MONTREAL — A report on renaming buildings, scholarships and other entities at McGill University to adapt to 21st century concerns has exposed the divisive nature of the debate over the name of the school’s Redmen sports teams.
A day after receiving the report, university provost Christopher Manfredi said Friday the administration will seek further input in the coming weeks before making a final decision on the Redmen next month.
The university working group on “principles of commemoration and renaming” has chronicled some of the damage caused by the name.
In its 21-page report, one unnamed Indigenous student is quoted saying that seeing Redmen jerseys in the gym “felt like a dagger” and that being called a “Redman” made him sick.
Another Indigenous student told the group she didn’t feel accepted in the university, despite her efforts. “I still feel like a ghost, like an erased pencil mark,” she said, adding that she wouldn’t advise family or other Indigenous students to attend the university.

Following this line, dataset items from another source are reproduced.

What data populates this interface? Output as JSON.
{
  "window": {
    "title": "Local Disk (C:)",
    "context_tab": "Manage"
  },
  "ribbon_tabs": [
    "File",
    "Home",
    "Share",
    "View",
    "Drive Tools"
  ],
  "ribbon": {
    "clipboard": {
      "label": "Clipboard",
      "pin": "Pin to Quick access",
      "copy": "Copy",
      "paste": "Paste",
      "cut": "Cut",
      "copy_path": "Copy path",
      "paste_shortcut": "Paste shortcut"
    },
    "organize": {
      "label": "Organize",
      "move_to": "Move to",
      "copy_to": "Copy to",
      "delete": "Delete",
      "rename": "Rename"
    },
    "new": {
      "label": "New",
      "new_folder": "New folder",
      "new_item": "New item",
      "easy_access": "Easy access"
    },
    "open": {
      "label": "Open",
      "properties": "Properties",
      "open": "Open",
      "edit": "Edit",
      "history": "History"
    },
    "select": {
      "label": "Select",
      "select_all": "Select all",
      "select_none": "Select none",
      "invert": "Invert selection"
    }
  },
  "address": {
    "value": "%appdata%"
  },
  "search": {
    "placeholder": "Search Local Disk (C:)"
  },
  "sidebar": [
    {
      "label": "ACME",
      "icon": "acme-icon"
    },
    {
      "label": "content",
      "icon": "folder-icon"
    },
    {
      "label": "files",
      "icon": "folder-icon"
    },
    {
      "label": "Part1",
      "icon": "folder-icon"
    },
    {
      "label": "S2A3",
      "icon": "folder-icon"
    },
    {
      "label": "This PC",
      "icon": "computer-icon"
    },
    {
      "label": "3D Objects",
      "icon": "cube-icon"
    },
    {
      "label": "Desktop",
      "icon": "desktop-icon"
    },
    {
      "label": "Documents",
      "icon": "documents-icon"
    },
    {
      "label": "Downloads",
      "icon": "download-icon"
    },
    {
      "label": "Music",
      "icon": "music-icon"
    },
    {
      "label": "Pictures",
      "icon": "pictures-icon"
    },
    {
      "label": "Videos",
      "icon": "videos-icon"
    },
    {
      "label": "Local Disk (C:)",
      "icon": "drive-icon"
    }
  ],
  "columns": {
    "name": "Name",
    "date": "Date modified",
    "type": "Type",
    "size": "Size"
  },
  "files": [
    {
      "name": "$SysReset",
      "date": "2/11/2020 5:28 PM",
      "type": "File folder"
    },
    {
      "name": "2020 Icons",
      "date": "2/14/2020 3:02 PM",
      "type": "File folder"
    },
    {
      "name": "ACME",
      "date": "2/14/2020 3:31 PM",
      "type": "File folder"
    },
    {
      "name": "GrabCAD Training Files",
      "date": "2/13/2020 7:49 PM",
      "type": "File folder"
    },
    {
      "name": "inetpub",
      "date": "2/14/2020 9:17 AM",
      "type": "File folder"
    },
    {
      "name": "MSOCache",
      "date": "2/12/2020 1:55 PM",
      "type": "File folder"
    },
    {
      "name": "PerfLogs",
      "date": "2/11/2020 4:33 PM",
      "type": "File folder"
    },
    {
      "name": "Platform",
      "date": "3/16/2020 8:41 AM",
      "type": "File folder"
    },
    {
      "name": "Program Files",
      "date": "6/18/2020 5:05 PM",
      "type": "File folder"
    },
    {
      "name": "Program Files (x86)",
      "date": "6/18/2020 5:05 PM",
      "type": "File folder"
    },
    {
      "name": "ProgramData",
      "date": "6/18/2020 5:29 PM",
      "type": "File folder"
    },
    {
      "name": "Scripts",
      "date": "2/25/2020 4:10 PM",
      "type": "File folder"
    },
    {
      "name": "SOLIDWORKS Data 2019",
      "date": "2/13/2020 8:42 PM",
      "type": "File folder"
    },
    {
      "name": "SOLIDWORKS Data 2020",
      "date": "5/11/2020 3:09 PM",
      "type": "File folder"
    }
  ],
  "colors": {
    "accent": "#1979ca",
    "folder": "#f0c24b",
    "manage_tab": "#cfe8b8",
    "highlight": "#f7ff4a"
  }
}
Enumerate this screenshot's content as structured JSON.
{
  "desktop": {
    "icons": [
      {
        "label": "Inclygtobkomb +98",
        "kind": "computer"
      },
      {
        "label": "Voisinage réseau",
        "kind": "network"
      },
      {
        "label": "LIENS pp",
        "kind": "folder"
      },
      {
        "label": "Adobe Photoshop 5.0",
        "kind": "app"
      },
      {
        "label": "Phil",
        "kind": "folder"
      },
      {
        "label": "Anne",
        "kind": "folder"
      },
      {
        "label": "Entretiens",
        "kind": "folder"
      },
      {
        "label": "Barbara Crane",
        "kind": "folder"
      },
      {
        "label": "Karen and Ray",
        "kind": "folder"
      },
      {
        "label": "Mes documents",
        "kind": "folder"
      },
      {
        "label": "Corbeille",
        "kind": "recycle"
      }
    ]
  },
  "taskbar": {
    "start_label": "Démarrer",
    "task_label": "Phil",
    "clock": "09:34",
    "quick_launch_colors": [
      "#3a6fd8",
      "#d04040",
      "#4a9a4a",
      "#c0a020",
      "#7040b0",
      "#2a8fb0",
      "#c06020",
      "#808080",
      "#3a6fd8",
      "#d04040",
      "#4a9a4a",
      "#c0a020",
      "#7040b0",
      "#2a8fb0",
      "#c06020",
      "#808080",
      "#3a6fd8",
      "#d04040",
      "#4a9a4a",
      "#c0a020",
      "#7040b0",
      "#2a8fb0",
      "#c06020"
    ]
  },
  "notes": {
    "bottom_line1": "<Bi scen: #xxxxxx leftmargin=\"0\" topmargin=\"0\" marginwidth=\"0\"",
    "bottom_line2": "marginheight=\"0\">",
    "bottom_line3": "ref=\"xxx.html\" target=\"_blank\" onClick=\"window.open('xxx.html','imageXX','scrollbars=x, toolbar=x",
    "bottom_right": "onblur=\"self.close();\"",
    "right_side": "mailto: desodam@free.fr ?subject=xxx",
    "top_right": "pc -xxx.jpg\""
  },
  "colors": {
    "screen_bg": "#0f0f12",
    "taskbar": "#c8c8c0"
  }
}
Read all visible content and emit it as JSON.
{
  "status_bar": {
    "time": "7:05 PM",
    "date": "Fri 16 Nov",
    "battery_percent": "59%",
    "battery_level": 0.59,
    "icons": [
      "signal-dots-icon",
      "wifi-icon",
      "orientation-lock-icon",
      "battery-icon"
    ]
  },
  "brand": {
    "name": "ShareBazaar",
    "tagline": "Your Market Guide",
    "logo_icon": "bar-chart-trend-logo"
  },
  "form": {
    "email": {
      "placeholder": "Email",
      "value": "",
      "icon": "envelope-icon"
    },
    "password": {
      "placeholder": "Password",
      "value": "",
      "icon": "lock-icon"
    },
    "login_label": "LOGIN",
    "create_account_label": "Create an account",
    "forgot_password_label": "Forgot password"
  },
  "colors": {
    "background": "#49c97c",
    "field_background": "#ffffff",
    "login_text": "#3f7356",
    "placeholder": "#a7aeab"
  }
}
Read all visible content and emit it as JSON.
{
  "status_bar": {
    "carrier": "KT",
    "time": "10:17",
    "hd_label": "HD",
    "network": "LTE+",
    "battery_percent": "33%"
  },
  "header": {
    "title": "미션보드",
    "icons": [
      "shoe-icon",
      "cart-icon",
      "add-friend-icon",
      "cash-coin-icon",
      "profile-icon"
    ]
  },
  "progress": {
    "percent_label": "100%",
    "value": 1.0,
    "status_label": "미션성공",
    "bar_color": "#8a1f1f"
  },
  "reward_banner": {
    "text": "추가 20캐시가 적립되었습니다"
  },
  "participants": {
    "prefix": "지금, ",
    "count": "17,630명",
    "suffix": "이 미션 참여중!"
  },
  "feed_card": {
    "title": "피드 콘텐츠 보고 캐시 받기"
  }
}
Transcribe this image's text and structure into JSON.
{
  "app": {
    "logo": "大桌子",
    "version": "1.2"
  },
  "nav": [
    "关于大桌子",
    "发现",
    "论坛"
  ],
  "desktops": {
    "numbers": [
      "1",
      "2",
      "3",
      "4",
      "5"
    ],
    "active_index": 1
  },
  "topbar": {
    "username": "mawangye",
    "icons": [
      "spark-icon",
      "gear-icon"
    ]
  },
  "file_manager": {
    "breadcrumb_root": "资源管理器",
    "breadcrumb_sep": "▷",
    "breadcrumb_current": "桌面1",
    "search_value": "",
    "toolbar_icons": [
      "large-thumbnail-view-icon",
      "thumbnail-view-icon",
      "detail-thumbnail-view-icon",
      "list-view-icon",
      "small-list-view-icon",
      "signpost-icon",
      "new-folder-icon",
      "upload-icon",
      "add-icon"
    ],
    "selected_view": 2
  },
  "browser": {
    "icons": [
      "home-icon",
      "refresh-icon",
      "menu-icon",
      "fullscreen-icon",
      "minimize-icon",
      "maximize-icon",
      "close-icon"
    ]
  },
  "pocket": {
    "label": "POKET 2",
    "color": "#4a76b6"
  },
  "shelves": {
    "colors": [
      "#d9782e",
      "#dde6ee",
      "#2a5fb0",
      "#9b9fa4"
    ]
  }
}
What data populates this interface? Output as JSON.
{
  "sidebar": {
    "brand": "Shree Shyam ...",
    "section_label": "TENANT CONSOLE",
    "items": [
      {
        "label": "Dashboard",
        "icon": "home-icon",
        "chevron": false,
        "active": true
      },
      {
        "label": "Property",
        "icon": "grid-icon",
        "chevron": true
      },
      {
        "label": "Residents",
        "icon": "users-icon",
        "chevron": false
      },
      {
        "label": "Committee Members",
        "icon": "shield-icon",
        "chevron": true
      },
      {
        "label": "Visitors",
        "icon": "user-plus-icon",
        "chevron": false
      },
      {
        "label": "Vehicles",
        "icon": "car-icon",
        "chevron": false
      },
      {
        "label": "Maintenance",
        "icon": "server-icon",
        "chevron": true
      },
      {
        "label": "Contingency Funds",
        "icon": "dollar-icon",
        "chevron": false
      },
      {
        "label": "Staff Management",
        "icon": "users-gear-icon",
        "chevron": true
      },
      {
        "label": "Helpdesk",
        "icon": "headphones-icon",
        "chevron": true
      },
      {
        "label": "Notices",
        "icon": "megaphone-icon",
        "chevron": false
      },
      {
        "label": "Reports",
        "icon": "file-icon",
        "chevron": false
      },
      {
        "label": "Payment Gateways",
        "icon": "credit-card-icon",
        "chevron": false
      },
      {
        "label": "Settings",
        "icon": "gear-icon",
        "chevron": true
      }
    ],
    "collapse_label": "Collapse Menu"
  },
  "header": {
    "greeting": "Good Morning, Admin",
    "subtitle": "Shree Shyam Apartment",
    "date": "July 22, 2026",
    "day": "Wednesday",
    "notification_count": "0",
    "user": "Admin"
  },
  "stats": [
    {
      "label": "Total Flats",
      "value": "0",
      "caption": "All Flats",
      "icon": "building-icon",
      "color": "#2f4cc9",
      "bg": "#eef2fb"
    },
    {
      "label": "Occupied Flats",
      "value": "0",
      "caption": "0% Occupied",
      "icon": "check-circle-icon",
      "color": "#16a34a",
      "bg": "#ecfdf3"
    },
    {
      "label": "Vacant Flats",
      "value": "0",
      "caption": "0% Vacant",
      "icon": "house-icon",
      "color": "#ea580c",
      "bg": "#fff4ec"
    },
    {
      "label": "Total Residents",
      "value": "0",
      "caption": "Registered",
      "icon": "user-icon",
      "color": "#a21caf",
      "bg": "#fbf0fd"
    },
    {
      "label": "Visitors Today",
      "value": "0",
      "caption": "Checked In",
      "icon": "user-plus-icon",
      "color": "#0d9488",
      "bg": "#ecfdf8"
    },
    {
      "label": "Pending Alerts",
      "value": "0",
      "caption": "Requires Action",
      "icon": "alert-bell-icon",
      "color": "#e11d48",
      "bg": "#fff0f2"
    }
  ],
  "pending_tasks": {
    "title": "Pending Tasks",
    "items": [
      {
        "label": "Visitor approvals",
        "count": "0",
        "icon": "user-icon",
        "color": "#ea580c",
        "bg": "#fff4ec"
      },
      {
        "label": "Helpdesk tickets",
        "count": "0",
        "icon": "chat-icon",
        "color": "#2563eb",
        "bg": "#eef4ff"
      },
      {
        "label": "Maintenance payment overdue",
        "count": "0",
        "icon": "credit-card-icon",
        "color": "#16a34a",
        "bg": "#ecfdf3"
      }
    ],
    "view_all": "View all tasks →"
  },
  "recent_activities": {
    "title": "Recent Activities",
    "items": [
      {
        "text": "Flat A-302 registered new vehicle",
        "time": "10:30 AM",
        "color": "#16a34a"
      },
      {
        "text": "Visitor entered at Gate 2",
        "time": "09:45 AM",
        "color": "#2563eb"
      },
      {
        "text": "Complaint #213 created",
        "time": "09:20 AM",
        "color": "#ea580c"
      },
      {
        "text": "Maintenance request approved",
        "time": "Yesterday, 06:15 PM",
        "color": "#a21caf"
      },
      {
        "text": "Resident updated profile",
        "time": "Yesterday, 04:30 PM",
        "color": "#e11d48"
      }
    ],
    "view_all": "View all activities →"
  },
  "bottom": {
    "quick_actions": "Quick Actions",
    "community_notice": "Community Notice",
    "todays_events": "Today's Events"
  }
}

But on the other side are alumni who say a name change would prompt them to forsake their alma mater.
The report quotes a letter expressing such strong attachment to the Redmen name that the unnamed writers vow that if the name were changed, they would never again donate to McGill, they would discourage their children from applying to McGill and they would “consider McGill dead to (them),” and might “actively work against its success.”
The working group’s mandate did not call for a pronouncement on specific names or practices, and its report offers no recommendation on the Redmen.
It says a guiding principle should be whether the harm of keeping a name outweighs the good.
“For example, does the practice or state of affairs have a negative impact on members of the McGill community or on their sense of belonging to McGill? Does it harm McGill’s reputation locally or elsewhere?” the group writes. On the other hand, it must be considered whether a name is “a source of pride, loyalty, connection, and community building among McGillians,” the authors say.
Manfredi said the first application of the principles spelled out in the report will be on “the question of renaming of our men’s varsity teams, the Redmen – a matter that has drawn particular attention in the last several months.”
The Redmen name dates back to the 1920s and has been described as a tribute to the team’s red uniforms. But in the 1950s, men’s and women’s teams came to be referred to as the “Indians” or “Squaws.” Some teams adopted a logo with an Indigenous man wearing a headdress in 1980s, until its use was stopped in 1992.
In a November referendum, 79 per cent of students supported abandoning the Redmen name. The vote followed a campaign by Indigenous staff and students to drop the name they consider derogatory.
Tomas Jirousek, a third-year political science and economics student who has led the charge for a name change, said he was disappointed by some of the alumni comments in the report.
“It does hurt us, as Indigenous students, to know that certain alumni and donors so clearly oppose reconciliation and changing the name, to such a degree that they would actively seek to undermine the institution if it chose to rename the Redmen,” said Jirousek, the Indigenous Affairs Commissioner for the Students’ Society of McGill.
Jirousek, a member of McGill’s rowing team from the Kainai Nation in southern Alberta, said the report leaves McGill with a clear choice.
“I think this frames McGill’s final decision between either choosing to continue to take in funds from a small but vocal group of donors, or to listen to, and respect, the lived experiences of Indigenous peoples,” he said.